The first is that the briefings began as the threat of the pandemic emerged. As the public was learning about the threat, the White House was offering information. By mid-March, with the NBA having canceled its season and more cases being reported, Trump and his team announced its support for a two-week effort to contain the virus, advocating that large gatherings be halted and businesses close their doors. At the end of March, that was extended for another month.

It was after that strong step that Trump’s approval on the pandemic hit its high. But by late March, it was clear that Trump’s interest in supporting such efforts had faded. He said at one point that he thought the country could be back to normal by Easter, April 12, with packed churches. It was about that point that his approval began to slip. As he advocated for a quick reopening of businesses and embraced hyperpartisan calls to roll back those restrictions, his approval rating kept trending downward. By the time he infamously suggested that novel coronavirus patients might be treated with disinfectant, his approval on handling the pandemic was about where it had started.

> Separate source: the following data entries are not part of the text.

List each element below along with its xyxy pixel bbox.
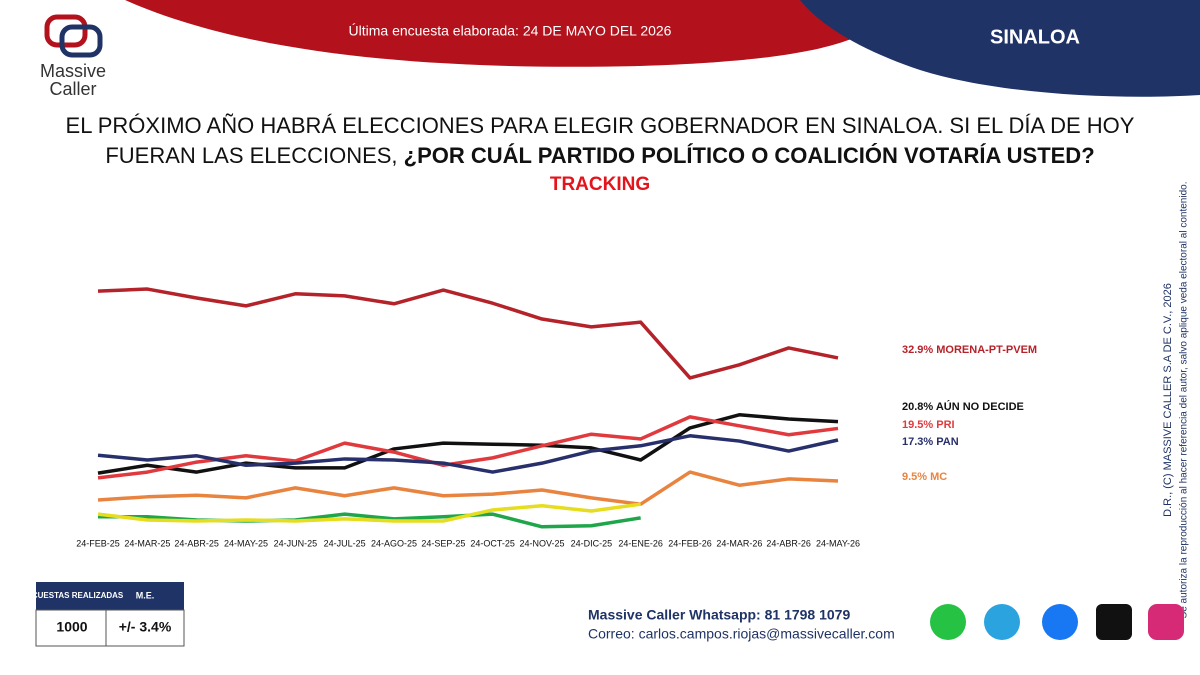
series-line (97, 502, 641, 523)
series-label: 19.5% PRI (902, 419, 955, 431)
x-tick-label: 24-FEB-25 (76, 538, 120, 548)
region: SINALOA (990, 26, 1080, 48)
series-label: 17.3% PAN (902, 436, 959, 448)
x-tick-label: 24-MAY-26 (816, 538, 860, 548)
x-tick-label: 24-FEB-26 (668, 538, 712, 548)
copyright: Se autoriza la reproducción al hacer ref… (1179, 182, 1190, 619)
whatsapp-icon[interactable] (930, 604, 966, 640)
table-header-text: M.E. (136, 590, 155, 600)
logo-text: Massive (40, 61, 106, 81)
subtitle: TRACKING (550, 174, 650, 195)
logo-bubble (59, 24, 103, 58)
series-line (97, 287, 839, 380)
title-part: FUERAN LAS ELECCIONES, (105, 143, 403, 168)
x-tick-label: 24-ABR-25 (174, 538, 219, 548)
x-icon[interactable] (1096, 604, 1132, 640)
x-tick-label: 24-SEP-25 (421, 538, 465, 548)
telegram-icon[interactable] (984, 604, 1020, 640)
x-tick-label: 24-MAR-26 (716, 538, 762, 548)
table-cell: +/- 3.4% (119, 619, 172, 635)
series-label: 32.9% MORENA-PT-PVEM (902, 344, 1037, 356)
logo: Massive Caller (40, 14, 106, 99)
series-line (97, 434, 839, 474)
facebook-icon[interactable] (1042, 604, 1078, 640)
copyright: D.R., (C) MASSIVE CALLER S.A DE C.V., 20… (1162, 283, 1174, 517)
table-header (36, 582, 184, 610)
table-header-text: ENCUESTAS REALIZADAS (21, 591, 124, 600)
title-part: ¿POR CUÁL PARTIDO POLÍTICO O COALICIÓN V… (404, 143, 1095, 168)
table-body (35, 609, 185, 647)
header-banner (125, 0, 900, 67)
x-tick-label: 24-NOV-25 (519, 538, 564, 548)
title-line: EL PRÓXIMO AÑO HABRÁ ELECCIONES PARA ELE… (66, 113, 1135, 138)
table-cell: 1000 (56, 619, 87, 635)
table: ENCUESTAS REALIZADAS M.E. 1000 +/- 3.4% (21, 582, 185, 647)
x-tick-label: 24-AGO-25 (371, 538, 417, 548)
title-line: FUERAN LAS ELECCIONES, ¿POR CUÁL PARTIDO… (105, 143, 1094, 168)
contact: Correo: carlos.campos.riojas@massivecall… (588, 626, 895, 642)
x-tick-label: 24-JUN-25 (274, 538, 318, 548)
contact: Massive Caller Whatsapp: 81 1798 1079 (588, 607, 850, 623)
logo-text: Caller (49, 79, 96, 99)
x-tick-label: 24-OCT-25 (470, 538, 515, 548)
series-label: 9.5% MC (902, 471, 947, 483)
survey-note: Última encuesta elaborada: 24 DE MAYO DE… (349, 23, 672, 39)
x-tick-label: 24-ABR-26 (766, 538, 811, 548)
x-tick-label: 24-MAR-25 (124, 538, 170, 548)
instagram-icon[interactable] (1148, 604, 1184, 640)
logo-bubble (44, 14, 88, 48)
x-tick-label: 24-DIC-25 (571, 538, 613, 548)
series-label: 20.8% AÚN NO DECIDE (902, 400, 1024, 413)
x-tick-label: 24-ENE-26 (618, 538, 663, 548)
series-line (97, 470, 839, 506)
x-tick-label: 24-JUL-25 (324, 538, 366, 548)
x-tick-label: 24-MAY-25 (224, 538, 268, 548)
region-banner (800, 0, 1200, 97)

It has only fallen since. As cases began to surge again early last month, approval of his handling of the pandemic kept sliding lower. FiveThirtyEight’s average now has fewer than 4 in 10 Americans viewing his handling of the crisis with approval.

As The Washington Post has reported, views that Trump has done a bad job of handling the pandemic are driving down his national poll numbers in his bid for reelection. It’s clear that the resumption of the briefings is seen by some at the White House — including counselor Kellyanne Conway — as a way to push his approval (and, they hope, those reelection numbers) back up.

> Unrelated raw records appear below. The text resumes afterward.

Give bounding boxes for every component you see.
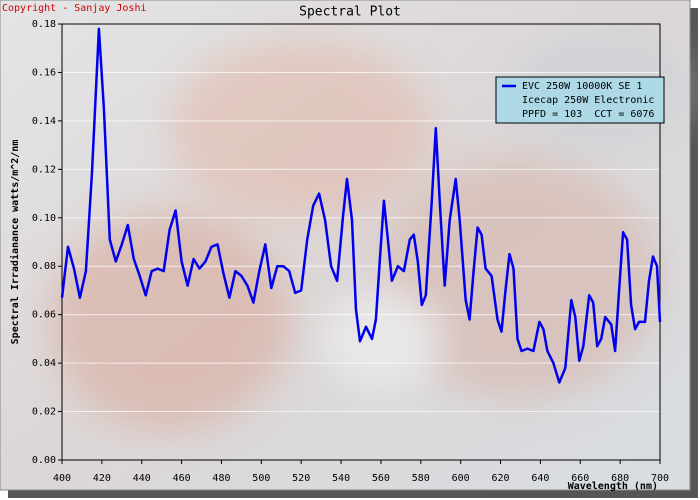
x-tick-label: 580 <box>412 473 430 484</box>
x-tick-label: 480 <box>212 473 230 484</box>
data-line <box>60 27 662 384</box>
x-tick-label: 540 <box>332 473 350 484</box>
x-tick-label: 640 <box>531 473 549 484</box>
y-tick-label: 0.16 <box>32 67 56 78</box>
plot-border <box>61 23 661 461</box>
y-axis-label: Spectral Irradianance watts/m^2/nm <box>9 140 21 345</box>
y-tick-label: 0.06 <box>32 310 56 321</box>
y-tick-label: 0.08 <box>32 261 56 272</box>
x-tick-label: 420 <box>93 473 111 484</box>
x-tick-label: 520 <box>292 473 310 484</box>
legend-label: EVC 250W 10000K SE 1 <box>522 81 642 92</box>
y-tick-label: 0.12 <box>32 164 56 175</box>
copyright: Copyright - Sanjay Joshi <box>2 3 147 14</box>
x-tick-label: 460 <box>173 473 191 484</box>
x-tick-label: 440 <box>133 473 151 484</box>
x-tick-label: 620 <box>492 473 510 484</box>
y-tick-label: 0.10 <box>32 213 56 224</box>
y-tick-label: 0.02 <box>32 407 56 418</box>
x-tick-label: 400 <box>53 473 71 484</box>
x-tick-label: 660 <box>571 473 589 484</box>
x-tick-label: 560 <box>372 473 390 484</box>
x-tick-label: 600 <box>452 473 470 484</box>
legend-note: PPFD = 103 CCT = 6076 <box>522 109 654 120</box>
x-tick-label: 500 <box>252 473 270 484</box>
y-tick-label: 0.14 <box>32 116 56 127</box>
y-tick-label: 0.04 <box>32 358 56 369</box>
legend-note: Icecap 250W Electronic <box>522 95 654 106</box>
y-tick-label: 0.18 <box>32 19 56 30</box>
x-tick-label: 680 <box>611 473 629 484</box>
x-axis-label: Wavelength (nm) <box>568 481 658 492</box>
legend-box <box>495 76 665 124</box>
x-tick-label: 700 <box>651 473 669 484</box>
chart-title: Spectral Plot <box>299 5 401 20</box>
y-tick-label: 0.00 <box>32 455 56 466</box>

Trump’s approval was “much higher when he was out there briefing everybody on a day-by-day basis, just giving people the information,” Conway said in a Fox News interview last week. Which, again, is true — but it’s not necessarily true that the briefings are why his approval ratings were higher.

What’s more, most Americans consider the information that Trump provides fundamentally untrustworthy. Quinnipiac University polling released last week shows that only about a quarter of Americans, most of them Republicans, trust information Trump provides. By contrast, most Americans trust information from the Centers for Disease Control and Prevention or from the country’s leading infectious-disease expert, Anthony S. Fauci.

It is perhaps the case that the White House strategy is to use the briefings as a way to rebuild Trump’s credibility, to burnish his credentials and to associate Trump with new successes such as potential vaccines or treatments. It may be an effort to get ahead of new positive developments and seize ownership of them.

In the briefings’ previous iteration, Trump came prepared with talking points outlining what the administration was doing; if that is what he had to offer, one can see why Conway might feel optimistic about bolstering Trump’s shrunken position. But if the solution necessitates Trump sticking to talking points and fielding probing questions without deviating into damaging asides, it may not work as intended. What Trump is most concerned about, it seems, is getting people to watch. And people are a lot more interested in watching car crashes than smoothly running highways.